My main responsibility as a collections librarian is to buy adult nonfiction for Winnipeg Public Library’s 20 branches. Publishers release catalogues of forthcoming titles three times a year: winter, spring/summer and fall. This year’s fall catalogue is chocked full with great titles that will be released just in time to spend time reading a good book before the hustle and bustle of the winter holidays.
Below is a brief list of titles accompanied by the publisher’s annotations that I’m looking forward to reading the most this fall.
Indian cuisine and Indian cinema (known as Bollywood) share much in common – bold colors and flavors with plenty of drama. But to the uninitiated, they can seem dizzying. Let Sri Rao be your guide. As one of the only Americans working in Bollywood, Sri is an expert on Indian musical films, and as an avid cook, he’s taken his mom’s authentic, home-cooked recipes and adapted them for the modern, American kitchen.
In this book you’ll find dinner menus and brunch menus, menus for kids and menus for cocktail parties. Along with each healthy and easy-to-prepare meal, Sri has paired one of his favorite Bollywood movies. Every one of these films is a musical, packed with dazzling song-and-dance numbers that are the hallmark of Bollywood, beloved by millions of fans all over the world. Sri will introduce each film to you, explaining why you’ll love it, and letting you in on some juicy morsels from behind the scenes.
Bookshops: A Reader’s History by Jorge Carrión and translated by Peter Bush
Jorge Carrión collects bookshops: from Gotham Book Mart and the Strand Bookstore in New York City to City Lights Bookshop and Green Apple Books in San Francisco and all the bright spots in between (Prairie Lights, Tattered Cover, and countless others). In this thought-provoking, vivid, and entertaining essay, Carrión meditates on the importance of the bookshop as a cultural and intellectual space. Filled with anecdotes from the histories of some of the famous (and not-so-famous) shops he visits on his travels, thoughtful considerations of challenges faced by bookstores, and fascinating digressions on their political and social impact, Bookshops is both a manifesto and a love letter to these spaces that transform readers’ lives.
God by Reza Aslan
A fascinating account of religion’s origin and a call to embrace a deeper, more expansive understanding of the divine from the #1 New York Times bestselling author of Zealot.

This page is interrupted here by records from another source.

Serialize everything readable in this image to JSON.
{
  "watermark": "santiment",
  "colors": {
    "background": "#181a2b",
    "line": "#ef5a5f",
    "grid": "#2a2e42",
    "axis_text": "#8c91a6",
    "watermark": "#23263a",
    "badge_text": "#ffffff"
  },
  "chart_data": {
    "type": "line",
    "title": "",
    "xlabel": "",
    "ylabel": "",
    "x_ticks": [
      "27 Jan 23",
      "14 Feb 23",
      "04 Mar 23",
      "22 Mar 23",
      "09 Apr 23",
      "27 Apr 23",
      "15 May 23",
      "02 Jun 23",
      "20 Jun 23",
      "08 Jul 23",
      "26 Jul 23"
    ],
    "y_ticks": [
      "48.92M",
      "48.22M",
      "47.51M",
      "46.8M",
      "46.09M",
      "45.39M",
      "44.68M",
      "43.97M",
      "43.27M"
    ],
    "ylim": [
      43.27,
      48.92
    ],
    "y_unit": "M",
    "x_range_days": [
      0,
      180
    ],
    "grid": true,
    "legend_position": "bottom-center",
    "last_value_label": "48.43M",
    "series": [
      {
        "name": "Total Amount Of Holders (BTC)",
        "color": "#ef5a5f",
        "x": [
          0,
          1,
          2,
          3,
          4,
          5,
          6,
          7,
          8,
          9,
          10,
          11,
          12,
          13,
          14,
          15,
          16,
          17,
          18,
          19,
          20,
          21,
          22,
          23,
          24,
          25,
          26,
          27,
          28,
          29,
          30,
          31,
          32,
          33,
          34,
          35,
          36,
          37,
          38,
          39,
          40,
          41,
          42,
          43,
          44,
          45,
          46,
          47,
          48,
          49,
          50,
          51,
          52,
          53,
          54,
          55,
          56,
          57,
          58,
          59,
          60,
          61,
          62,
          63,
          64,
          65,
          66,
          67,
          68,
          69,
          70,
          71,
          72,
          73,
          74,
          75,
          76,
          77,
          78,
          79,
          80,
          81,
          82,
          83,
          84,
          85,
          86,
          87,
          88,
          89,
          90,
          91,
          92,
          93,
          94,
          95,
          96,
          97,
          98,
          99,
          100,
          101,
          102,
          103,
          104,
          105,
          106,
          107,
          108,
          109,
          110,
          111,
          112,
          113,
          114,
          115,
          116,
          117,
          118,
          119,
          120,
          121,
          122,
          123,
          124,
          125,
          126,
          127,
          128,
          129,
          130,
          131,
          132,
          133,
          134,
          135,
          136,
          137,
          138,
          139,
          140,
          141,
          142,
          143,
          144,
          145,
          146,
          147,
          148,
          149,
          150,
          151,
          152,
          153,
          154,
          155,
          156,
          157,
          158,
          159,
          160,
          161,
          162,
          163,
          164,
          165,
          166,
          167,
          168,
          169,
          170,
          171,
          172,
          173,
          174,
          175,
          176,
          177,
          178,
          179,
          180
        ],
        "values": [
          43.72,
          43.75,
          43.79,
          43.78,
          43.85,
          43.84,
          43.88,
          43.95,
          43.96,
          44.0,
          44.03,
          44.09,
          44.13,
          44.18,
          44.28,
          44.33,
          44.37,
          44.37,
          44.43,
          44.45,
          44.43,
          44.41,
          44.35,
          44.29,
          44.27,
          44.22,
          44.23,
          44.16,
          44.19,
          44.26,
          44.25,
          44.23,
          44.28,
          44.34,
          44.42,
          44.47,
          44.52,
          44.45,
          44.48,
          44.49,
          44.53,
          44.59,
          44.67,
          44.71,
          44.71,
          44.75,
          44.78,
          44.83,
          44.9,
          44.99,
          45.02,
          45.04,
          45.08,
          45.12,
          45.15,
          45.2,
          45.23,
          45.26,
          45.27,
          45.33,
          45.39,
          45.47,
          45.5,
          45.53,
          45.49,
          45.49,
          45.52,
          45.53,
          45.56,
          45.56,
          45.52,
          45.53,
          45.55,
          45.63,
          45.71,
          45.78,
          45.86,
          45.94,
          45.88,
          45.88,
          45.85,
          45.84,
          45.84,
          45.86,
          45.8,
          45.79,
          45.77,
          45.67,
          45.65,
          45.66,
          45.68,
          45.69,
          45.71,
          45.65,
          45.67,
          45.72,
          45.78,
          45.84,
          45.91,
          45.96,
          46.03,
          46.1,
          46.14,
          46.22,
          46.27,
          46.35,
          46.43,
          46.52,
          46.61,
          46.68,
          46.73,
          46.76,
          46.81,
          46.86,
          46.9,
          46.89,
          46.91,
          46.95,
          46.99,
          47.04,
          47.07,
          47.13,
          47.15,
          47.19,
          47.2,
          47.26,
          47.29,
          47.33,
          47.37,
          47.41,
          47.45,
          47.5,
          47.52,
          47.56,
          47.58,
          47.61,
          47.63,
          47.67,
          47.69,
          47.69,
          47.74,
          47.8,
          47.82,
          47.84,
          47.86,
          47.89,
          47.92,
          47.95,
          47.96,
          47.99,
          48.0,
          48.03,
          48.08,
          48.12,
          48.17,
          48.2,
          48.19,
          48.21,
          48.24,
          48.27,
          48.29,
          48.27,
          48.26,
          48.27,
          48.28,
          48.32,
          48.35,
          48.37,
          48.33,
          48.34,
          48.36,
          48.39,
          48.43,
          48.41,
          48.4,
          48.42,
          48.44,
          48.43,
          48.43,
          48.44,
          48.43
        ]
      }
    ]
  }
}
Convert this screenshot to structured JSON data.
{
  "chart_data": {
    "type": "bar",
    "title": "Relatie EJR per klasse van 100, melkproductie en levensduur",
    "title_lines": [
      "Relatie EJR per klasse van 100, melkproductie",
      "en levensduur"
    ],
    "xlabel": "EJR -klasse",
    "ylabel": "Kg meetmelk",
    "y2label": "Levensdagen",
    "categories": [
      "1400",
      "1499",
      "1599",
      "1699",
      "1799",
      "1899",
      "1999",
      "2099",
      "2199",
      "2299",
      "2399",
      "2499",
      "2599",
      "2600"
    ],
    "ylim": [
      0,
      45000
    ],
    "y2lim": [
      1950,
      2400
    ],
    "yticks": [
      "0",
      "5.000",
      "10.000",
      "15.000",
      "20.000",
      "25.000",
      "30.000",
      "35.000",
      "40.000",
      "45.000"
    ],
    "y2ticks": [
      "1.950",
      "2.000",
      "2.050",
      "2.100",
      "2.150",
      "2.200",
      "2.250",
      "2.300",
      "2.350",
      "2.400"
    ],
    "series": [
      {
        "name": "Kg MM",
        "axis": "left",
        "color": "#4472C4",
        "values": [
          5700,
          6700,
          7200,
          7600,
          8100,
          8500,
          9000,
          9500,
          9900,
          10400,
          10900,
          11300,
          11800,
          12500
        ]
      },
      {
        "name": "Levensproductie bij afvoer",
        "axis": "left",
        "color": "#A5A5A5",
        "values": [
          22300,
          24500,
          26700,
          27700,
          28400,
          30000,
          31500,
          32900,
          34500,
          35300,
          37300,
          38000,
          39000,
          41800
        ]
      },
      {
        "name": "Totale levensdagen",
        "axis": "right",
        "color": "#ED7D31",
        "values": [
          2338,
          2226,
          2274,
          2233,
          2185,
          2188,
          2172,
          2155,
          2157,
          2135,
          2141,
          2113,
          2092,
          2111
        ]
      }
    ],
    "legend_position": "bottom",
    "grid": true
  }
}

More than just a history of our understanding of God, this book is an attempt to get to the root of this humanizing impulse in order to develop a more peaceful, universal spirituality unencumbered by the urge to foist our human characteristics upon the divine. Whether you believe in one God or many gods or no god at all, God: A Human History will transform the way you think about the divine and its role in our everyday lives.
Through vivid stories of devoted pigs, two-timing magpies, and scheming roosters, The Inner Life of Animals weaves the latest scientific research into how animals interact with the world with Peter Wohlleben’s personal experiences in forests and fields.
Horses feel shame, deer grieve, and goats discipline their kids. Ravens call their friends by name, rats regret bad choices, and butterflies choose the very best places for their children to grow up.
In this, his latest book, Peter Wohlleben follows the hugely successful The Hidden Life of Trees with insightful stories into the emotions, feelings, and intelligence of animals around us. Animals are different from us in ways that amaze us—and they are also much closer to us than we ever would have thought.
The River of Consciousness by Oliver Sacks
The River of Consciousness reflects Oliver Sacks at his wisest and most humane, as he examines some of the human animal’s most remarkable faculties: memory, creativity, consciousness, and our present, ongoing evolution.
Before his death, Sacks personally collected into this one volume his recent essays, never before published in book form, which he felt best displayed his passionate engagement with his most compelling and seminal ideas. The book, lucid and accessible as ever, is a mirror of his own consciousness, discovering in his personal and humane interactions with others, unique insight, and fresh meaning.